The knowledge transfer patterns of multinational firms: The evidence from Korean firm-level analysis
Hyunjung Cho, Gahee Bak, Junyun Kim ほか
本研究は、KellerとYeaple(2013)の理論仮説の一つを検証し、貿易コストと親会社の知識集約度が外国子会社への知識移転に与える影響を探ります。この問題は、多国籍企業の知識移転のメカニズムを理解する上で重要です。データは2007年から2018年までの韓国の製造業企業のパネルデータを使用し、知識移転を(a)知識が埋め込まれた社内貿易と(b)直接的なコミュニケーション(人材の派遣)に分けて分析します。推定戦略には固定効果モデルと動的パネル推定を用いています。主な結果として、貿易コストは知識が埋め込まれた社内輸出を有意に減少させる一方で、知識集約度が高い場合にはその影響が緩和されることが示されました。しかし、貿易コストと知識集約度は直接的なコミュニケーションには有意な影響を及ぼさないことも明らかになりました。これらの結果は、知識移転の戦略を考える上での理論的な示唆を提供し、既存の研究に対する新たな視点を提供します。

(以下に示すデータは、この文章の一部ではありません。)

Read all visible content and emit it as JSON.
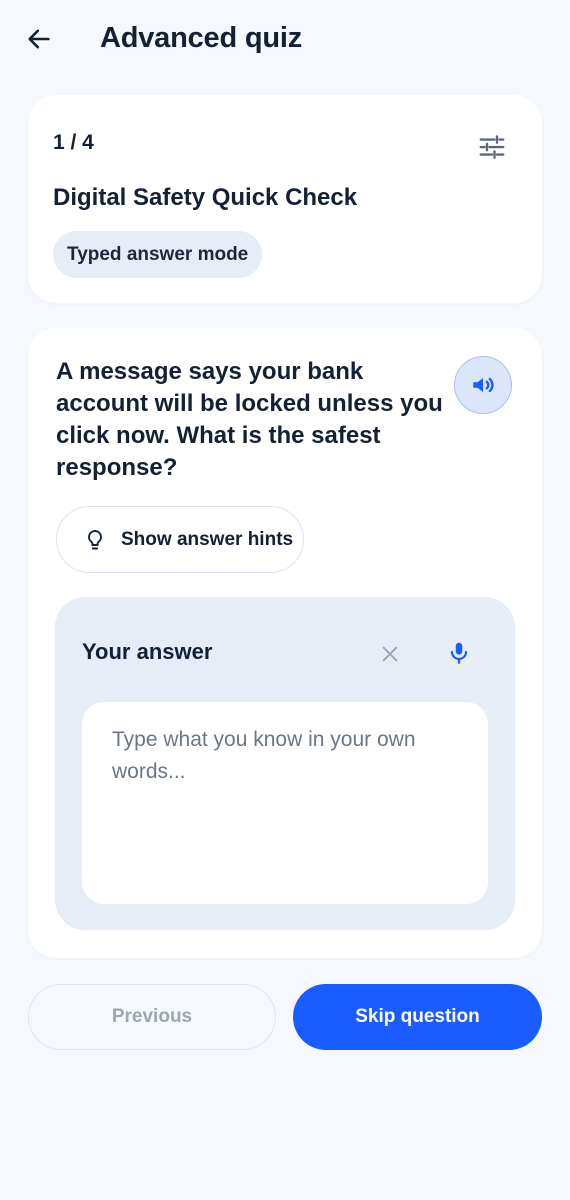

Impact of international expansion strategy on the performance of Japanese banks
Joseph Jr. Aduba, Kozo Harimaya
本研究は、日本の銀行が国際展開を行う際の多国籍銀行業務の影響を探求し、特に国境を越えた多様化が銀行の業績に与える効果を検討します。このテーマは、国際的な金融統合がグローバルな金融経済に及ぼす影響に関する重要な議論の一部であり、特に日本の銀行における国際業務の事例はこれまで十分に研究されていませんでした。データは日本の主要銀行に関するもので、対象期間は不明ですが、推定戦略としては回帰分析を用いています。結果として、国境を越えた多様化はコスト効率を改善する一方で、利益効率を低下させることが示されました。また、外国資産の拡大や外国支店の運営は資金リスクや運営の非効率をもたらすことが明らかになりました。これらの結果は、日本の銀行が国際的な貸出市場において重要な役割を果たす中で、現在の拡大活動に対する監視と管理が必要であることを示唆しています。特に、海外資産や支店の拡大戦略は再評価されるべきです。